Sometimes meeting glue questions are relevant to a meeting’s agenda flow. But generally they are not important outside of the operation of the meeting.

Small talk

Small talk questions are posed about content related to team members, but not usually about topics relevant to a meeting. There is great value in small talk for building trust and connection, but usually the content is not meaningful for contributing to a team’s collective knowledge.

The syntactic structure of small talk questions are not necessarily different from knowledge-related questions, but the content is mostly not relevant to the meeting itself.

Examples where syntactic cues can be used to detect small talk:

  • “How are you feeling?”
  • “How is everything?”
  • “Everything OK?”

Tag questions

Tag questions have little to do with the content of the meeting. They usually serve as prompts for acknowledgment or understanding of content, and are not useful outside of the meeting.

Examples of tag questions include:

  • “... isn’t it?”
  • “... right?”
  • “... doesn’t it?”
  • “... you know?”
  • “... so what?”

Rhetorical questions

Rhetorical questions can take many forms, but their defining characteristic is that they are not posed in expectation of an answer. They are used to make a point or start a discussion. Many formulations of questions may be either rhetorical or not. The determination depends on the surrounding context.

Some examples:

  • “Who cares?”
  • “Can you believe it?”
  • “How can we proceed?”

References to Questions

In conversation about planning or strategy it is common to refer to a question without actually posing it. This is a mention in use-mention terminology. In this case a direct answer is not expected, but the question is usually directly relevant to the discussion topic. The determination that a question is used as a reference often depends on surrounding context.

References to questions can be hypothetical, for example:

“And so when you think about your go-to market strategy, there are key questions that it’s going to answer. It answers, what is the market that we are going to pursue? It’s going to answer, what is the actual offering, the product? How are we going to reach the customer? How much are we going to charge?”
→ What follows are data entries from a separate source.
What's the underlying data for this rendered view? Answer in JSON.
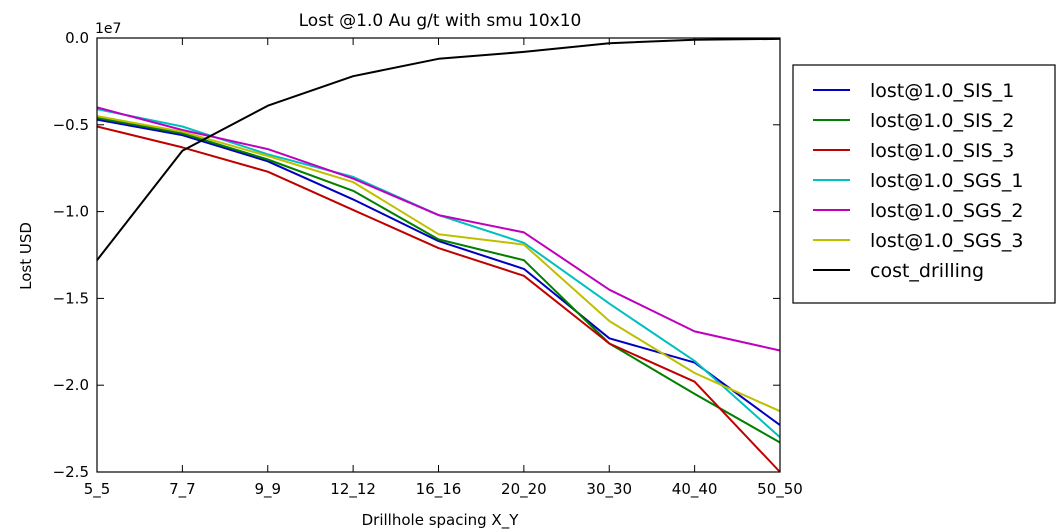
{
  "chart_data": {
    "type": "line",
    "title": "Lost @1.0 Au g/t with smu 10x10",
    "xlabel": "Drillhole spacing X_Y",
    "ylabel": "Lost USD",
    "y_offset_label": "1e7",
    "categories": [
      "5_5",
      "7_7",
      "9_9",
      "12_12",
      "16_16",
      "20_20",
      "30_30",
      "40_40",
      "50_50"
    ],
    "ylim": [
      -2.5,
      0.0
    ],
    "y_ticks": [
      0.0,
      -0.5,
      -1.0,
      -1.5,
      -2.0,
      -2.5
    ],
    "y_tick_labels": [
      "0.0",
      "−0.5",
      "−1.0",
      "−1.5",
      "−2.0",
      "−2.5"
    ],
    "grid": false,
    "legend_position": "outside-right",
    "series": [
      {
        "name": "lost@1.0_SIS_1",
        "color": "#0000bf",
        "values": [
          -0.47,
          -0.56,
          -0.71,
          -0.93,
          -1.17,
          -1.33,
          -1.73,
          -1.87,
          -2.23
        ]
      },
      {
        "name": "lost@1.0_SIS_2",
        "color": "#007f00",
        "values": [
          -0.46,
          -0.55,
          -0.7,
          -0.88,
          -1.16,
          -1.28,
          -1.76,
          -2.05,
          -2.33
        ]
      },
      {
        "name": "lost@1.0_SIS_3",
        "color": "#bf0000",
        "values": [
          -0.51,
          -0.63,
          -0.77,
          -0.99,
          -1.21,
          -1.37,
          -1.76,
          -1.98,
          -2.5
        ]
      },
      {
        "name": "lost@1.0_SGS_1",
        "color": "#00bfbf",
        "values": [
          -0.41,
          -0.51,
          -0.67,
          -0.8,
          -1.02,
          -1.18,
          -1.53,
          -1.86,
          -2.3
        ]
      },
      {
        "name": "lost@1.0_SGS_2",
        "color": "#bf00bf",
        "values": [
          -0.4,
          -0.53,
          -0.64,
          -0.81,
          -1.02,
          -1.12,
          -1.45,
          -1.69,
          -1.8
        ]
      },
      {
        "name": "lost@1.0_SGS_3",
        "color": "#bfbf00",
        "values": [
          -0.45,
          -0.54,
          -0.68,
          -0.83,
          -1.13,
          -1.19,
          -1.63,
          -1.93,
          -2.15
        ]
      },
      {
        "name": "cost_drilling",
        "color": "#000000",
        "values": [
          -1.28,
          -0.65,
          -0.39,
          -0.22,
          -0.12,
          -0.08,
          -0.03,
          -0.01,
          -0.005
        ]
      }
    ]
  }
}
References to questions also appear in illustrating situations that are either fabricated or generalized from multiple real past experiences. For example:

”They find my offering compelling. And when I get out there and I say, do you want to buy it? They are not interested in it anymore.”

Helper questions

Helper questions are used as transitions or to frame the speaker’s upcoming answer. They usually indicate a new topic or subtopic boundary.

Examples:

“And how do we add this newly created branch here in the menu? It seems simple at first because we could just add it and append into the branch list. But then we run into a problem...”

“So what are some of the implications for building on AWS? We looked at the EC2 image builder. One of the more challenging parts...”
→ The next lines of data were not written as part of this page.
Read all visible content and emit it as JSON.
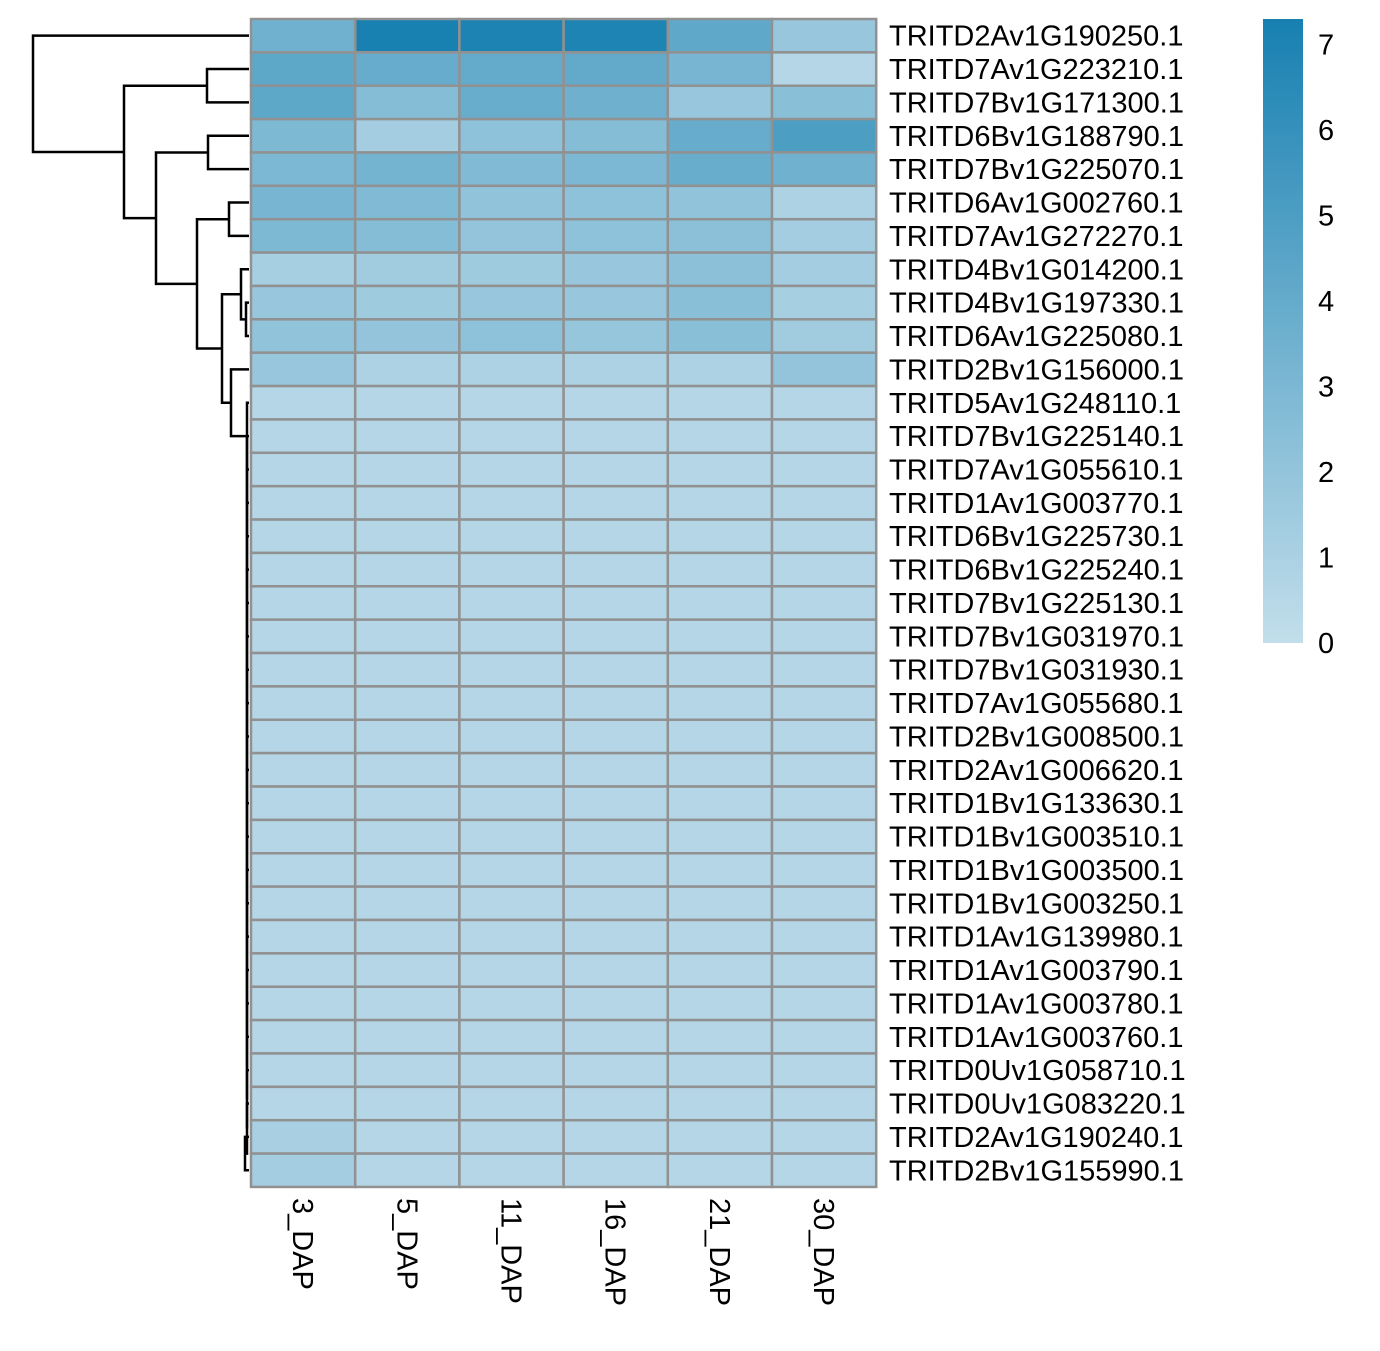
{
  "chart_data": {
    "type": "heatmap",
    "title": "",
    "columns": [
      "3_DAP",
      "5_DAP",
      "11_DAP",
      "16_DAP",
      "21_DAP",
      "30_DAP"
    ],
    "rows": [
      "TRITD2Av1G190250.1",
      "TRITD7Av1G223210.1",
      "TRITD7Bv1G171300.1",
      "TRITD6Bv1G188790.1",
      "TRITD7Bv1G225070.1",
      "TRITD6Av1G002760.1",
      "TRITD7Av1G272270.1",
      "TRITD4Bv1G014200.1",
      "TRITD4Bv1G197330.1",
      "TRITD6Av1G225080.1",
      "TRITD2Bv1G156000.1",
      "TRITD5Av1G248110.1",
      "TRITD7Bv1G225140.1",
      "TRITD7Av1G055610.1",
      "TRITD1Av1G003770.1",
      "TRITD6Bv1G225730.1",
      "TRITD6Bv1G225240.1",
      "TRITD7Bv1G225130.1",
      "TRITD7Bv1G031970.1",
      "TRITD7Bv1G031930.1",
      "TRITD7Av1G055680.1",
      "TRITD2Bv1G008500.1",
      "TRITD2Av1G006620.1",
      "TRITD1Bv1G133630.1",
      "TRITD1Bv1G003510.1",
      "TRITD1Bv1G003500.1",
      "TRITD1Bv1G003250.1",
      "TRITD1Av1G139980.1",
      "TRITD1Av1G003790.1",
      "TRITD1Av1G003780.1",
      "TRITD1Av1G003760.1",
      "TRITD0Uv1G058710.1",
      "TRITD0Uv1G083220.1",
      "TRITD2Av1G190240.1",
      "TRITD2Bv1G155990.1"
    ],
    "values": [
      [
        3.5,
        7.2,
        7.1,
        7.0,
        4.2,
        1.8
      ],
      [
        4.3,
        3.9,
        4.0,
        4.1,
        3.2,
        0.6
      ],
      [
        4.3,
        2.6,
        3.8,
        3.6,
        1.8,
        2.4
      ],
      [
        2.9,
        1.3,
        2.2,
        2.6,
        3.9,
        5.0
      ],
      [
        3.0,
        3.3,
        2.8,
        3.0,
        3.8,
        3.5
      ],
      [
        3.2,
        2.8,
        2.1,
        2.2,
        2.1,
        0.9
      ],
      [
        2.9,
        2.6,
        2.0,
        2.2,
        2.3,
        1.3
      ],
      [
        1.2,
        1.4,
        1.5,
        1.8,
        2.3,
        1.3
      ],
      [
        1.8,
        1.5,
        1.8,
        1.8,
        2.4,
        1.2
      ],
      [
        2.1,
        2.0,
        2.2,
        1.9,
        2.4,
        1.4
      ],
      [
        1.8,
        0.9,
        0.9,
        0.9,
        0.9,
        2.0
      ],
      [
        0.6,
        0.6,
        0.6,
        0.6,
        0.6,
        0.6
      ],
      [
        0.6,
        0.6,
        0.6,
        0.6,
        0.6,
        0.6
      ],
      [
        0.6,
        0.6,
        0.6,
        0.6,
        0.6,
        0.6
      ],
      [
        0.6,
        0.6,
        0.6,
        0.6,
        0.6,
        0.6
      ],
      [
        0.6,
        0.6,
        0.6,
        0.6,
        0.6,
        0.6
      ],
      [
        0.6,
        0.6,
        0.6,
        0.6,
        0.6,
        0.6
      ],
      [
        0.6,
        0.6,
        0.6,
        0.6,
        0.6,
        0.6
      ],
      [
        0.6,
        0.6,
        0.6,
        0.6,
        0.6,
        0.6
      ],
      [
        0.6,
        0.6,
        0.6,
        0.6,
        0.6,
        0.6
      ],
      [
        0.6,
        0.6,
        0.6,
        0.6,
        0.6,
        0.6
      ],
      [
        0.6,
        0.6,
        0.6,
        0.6,
        0.6,
        0.6
      ],
      [
        0.6,
        0.6,
        0.6,
        0.6,
        0.6,
        0.6
      ],
      [
        0.6,
        0.6,
        0.6,
        0.6,
        0.6,
        0.6
      ],
      [
        0.6,
        0.6,
        0.6,
        0.6,
        0.6,
        0.6
      ],
      [
        0.6,
        0.6,
        0.6,
        0.6,
        0.6,
        0.6
      ],
      [
        0.6,
        0.6,
        0.6,
        0.6,
        0.6,
        0.6
      ],
      [
        0.6,
        0.6,
        0.6,
        0.6,
        0.6,
        0.6
      ],
      [
        0.6,
        0.6,
        0.6,
        0.6,
        0.6,
        0.6
      ],
      [
        0.6,
        0.6,
        0.6,
        0.6,
        0.6,
        0.6
      ],
      [
        0.6,
        0.6,
        0.6,
        0.6,
        0.6,
        0.6
      ],
      [
        0.6,
        0.6,
        0.6,
        0.6,
        0.6,
        0.6
      ],
      [
        0.6,
        0.6,
        0.6,
        0.6,
        0.6,
        0.6
      ],
      [
        1.1,
        0.6,
        0.6,
        0.6,
        0.6,
        0.6
      ],
      [
        1.3,
        0.6,
        0.6,
        0.6,
        0.6,
        0.6
      ]
    ],
    "color_scale": {
      "min": 0,
      "max": 7.3,
      "low_color": "#c2deeb",
      "high_color": "#1780b1"
    },
    "legend": {
      "ticks": [
        0,
        1,
        2,
        3,
        4,
        5,
        6,
        7
      ],
      "placement": "top-right"
    },
    "row_dendrogram": true,
    "cell_border_color": "#919191"
  }
}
Suggestions or requests for action

Suggestions that take the form of questions are similar in that they don’t really require an answer. They may be expecting an agreement in response, and are meant to inspire an action. They may be formulated as a conditional statement (”I wonder if ...”).

Examples:

“So I was wondering if we could start by reducing the processing time so that our throughput is higher.”

“Can we somehow label items so that we can easily see what can be worked on and what cannot?”
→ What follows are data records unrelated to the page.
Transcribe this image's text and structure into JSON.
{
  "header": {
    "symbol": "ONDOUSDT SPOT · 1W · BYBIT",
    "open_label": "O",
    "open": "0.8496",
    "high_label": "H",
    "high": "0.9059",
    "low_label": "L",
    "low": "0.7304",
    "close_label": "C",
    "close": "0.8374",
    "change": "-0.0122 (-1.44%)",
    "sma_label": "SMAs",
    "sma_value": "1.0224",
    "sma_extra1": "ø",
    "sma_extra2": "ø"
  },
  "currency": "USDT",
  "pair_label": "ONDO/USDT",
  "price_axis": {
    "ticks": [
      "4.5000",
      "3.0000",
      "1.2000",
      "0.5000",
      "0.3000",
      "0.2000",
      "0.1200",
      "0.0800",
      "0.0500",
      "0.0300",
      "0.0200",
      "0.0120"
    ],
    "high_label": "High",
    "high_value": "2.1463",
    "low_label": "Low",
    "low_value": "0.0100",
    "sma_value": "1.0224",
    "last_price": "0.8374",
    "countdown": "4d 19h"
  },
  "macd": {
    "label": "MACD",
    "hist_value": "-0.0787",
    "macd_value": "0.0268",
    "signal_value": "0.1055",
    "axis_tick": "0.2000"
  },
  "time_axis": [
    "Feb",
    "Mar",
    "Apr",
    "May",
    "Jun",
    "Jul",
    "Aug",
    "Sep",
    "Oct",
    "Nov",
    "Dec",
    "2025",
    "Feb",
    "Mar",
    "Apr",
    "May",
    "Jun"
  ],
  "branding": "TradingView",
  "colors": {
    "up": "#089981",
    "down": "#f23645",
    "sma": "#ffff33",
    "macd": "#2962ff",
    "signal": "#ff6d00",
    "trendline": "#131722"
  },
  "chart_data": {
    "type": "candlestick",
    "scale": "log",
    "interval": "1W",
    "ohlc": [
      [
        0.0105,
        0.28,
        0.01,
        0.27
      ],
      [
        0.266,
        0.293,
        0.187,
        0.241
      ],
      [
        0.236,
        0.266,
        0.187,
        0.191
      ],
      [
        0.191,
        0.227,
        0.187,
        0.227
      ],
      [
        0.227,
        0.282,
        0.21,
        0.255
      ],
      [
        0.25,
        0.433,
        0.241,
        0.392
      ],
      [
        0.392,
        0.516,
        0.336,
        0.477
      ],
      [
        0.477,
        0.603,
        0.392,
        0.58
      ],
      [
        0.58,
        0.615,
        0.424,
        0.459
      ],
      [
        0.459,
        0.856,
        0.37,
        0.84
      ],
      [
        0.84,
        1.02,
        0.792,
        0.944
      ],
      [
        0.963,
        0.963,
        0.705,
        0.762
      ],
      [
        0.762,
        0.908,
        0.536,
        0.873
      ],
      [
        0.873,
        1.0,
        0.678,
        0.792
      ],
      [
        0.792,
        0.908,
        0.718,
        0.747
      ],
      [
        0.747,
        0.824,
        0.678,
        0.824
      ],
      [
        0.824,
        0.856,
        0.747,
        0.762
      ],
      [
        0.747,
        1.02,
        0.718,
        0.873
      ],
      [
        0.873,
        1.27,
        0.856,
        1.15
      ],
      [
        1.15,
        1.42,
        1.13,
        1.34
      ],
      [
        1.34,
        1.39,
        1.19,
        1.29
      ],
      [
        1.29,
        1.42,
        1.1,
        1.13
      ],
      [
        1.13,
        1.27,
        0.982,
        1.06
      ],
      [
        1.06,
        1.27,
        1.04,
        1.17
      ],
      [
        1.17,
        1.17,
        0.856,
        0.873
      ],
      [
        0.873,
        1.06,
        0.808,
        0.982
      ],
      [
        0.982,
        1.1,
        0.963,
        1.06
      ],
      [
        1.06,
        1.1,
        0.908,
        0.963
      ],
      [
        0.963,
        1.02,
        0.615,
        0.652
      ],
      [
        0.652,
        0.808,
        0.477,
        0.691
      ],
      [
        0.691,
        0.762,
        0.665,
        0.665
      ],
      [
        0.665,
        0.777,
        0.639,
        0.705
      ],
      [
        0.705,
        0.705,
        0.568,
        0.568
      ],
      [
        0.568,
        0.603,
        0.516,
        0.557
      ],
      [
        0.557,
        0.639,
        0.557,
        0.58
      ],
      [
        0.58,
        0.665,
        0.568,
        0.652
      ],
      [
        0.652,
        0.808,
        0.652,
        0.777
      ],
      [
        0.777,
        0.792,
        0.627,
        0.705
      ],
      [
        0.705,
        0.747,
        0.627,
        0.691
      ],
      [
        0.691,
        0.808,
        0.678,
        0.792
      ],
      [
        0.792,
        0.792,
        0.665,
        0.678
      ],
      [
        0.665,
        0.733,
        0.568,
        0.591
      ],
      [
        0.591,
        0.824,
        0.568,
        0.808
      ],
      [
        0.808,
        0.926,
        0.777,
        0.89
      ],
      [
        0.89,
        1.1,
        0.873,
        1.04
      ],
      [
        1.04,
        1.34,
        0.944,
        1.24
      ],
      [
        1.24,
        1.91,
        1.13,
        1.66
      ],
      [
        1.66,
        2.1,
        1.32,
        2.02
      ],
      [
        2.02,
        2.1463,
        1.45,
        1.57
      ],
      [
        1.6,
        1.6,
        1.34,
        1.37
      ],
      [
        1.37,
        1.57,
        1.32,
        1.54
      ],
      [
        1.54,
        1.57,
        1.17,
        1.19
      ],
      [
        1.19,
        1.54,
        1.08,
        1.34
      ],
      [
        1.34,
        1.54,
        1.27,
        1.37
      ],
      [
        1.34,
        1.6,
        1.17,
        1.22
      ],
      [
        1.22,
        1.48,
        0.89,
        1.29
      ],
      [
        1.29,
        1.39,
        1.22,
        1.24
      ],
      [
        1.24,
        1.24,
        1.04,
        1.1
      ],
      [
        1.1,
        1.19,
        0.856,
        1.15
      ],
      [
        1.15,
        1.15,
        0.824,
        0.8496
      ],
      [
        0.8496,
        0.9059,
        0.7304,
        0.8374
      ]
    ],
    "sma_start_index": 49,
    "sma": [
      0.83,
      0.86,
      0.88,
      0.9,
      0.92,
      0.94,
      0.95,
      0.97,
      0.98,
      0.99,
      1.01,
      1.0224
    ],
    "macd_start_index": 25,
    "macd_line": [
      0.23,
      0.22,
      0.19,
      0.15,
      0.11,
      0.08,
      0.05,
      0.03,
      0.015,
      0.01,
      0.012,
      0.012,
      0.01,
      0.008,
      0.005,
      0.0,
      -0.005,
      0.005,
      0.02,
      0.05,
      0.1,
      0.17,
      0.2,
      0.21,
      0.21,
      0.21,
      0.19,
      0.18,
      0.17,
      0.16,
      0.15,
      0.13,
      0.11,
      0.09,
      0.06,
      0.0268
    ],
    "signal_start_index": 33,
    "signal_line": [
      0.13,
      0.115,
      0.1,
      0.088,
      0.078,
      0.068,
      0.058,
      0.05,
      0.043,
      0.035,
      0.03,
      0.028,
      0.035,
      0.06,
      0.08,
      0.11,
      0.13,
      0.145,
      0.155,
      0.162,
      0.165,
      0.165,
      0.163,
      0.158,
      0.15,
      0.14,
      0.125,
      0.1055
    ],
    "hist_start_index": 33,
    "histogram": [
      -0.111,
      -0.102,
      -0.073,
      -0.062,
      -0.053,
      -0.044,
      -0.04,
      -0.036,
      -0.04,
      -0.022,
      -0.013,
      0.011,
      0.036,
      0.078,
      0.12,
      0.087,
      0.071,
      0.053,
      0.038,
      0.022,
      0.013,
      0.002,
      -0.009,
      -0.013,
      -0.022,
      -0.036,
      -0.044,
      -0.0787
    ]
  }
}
Valuable meeting knowledge

Questions are powerful tools to share information, encourage discussion, and secure agreement. Extracting knowledge from meetings inevitably involves understanding the use of questions and discerning which questions (and their answers) contain valuable knowledge. Sometimes this information is obvious from the question itself. Other times only the surrounding context is the deciding indicator of value. Understanding the different forms questions can take helps with building systems to extract that knowledge.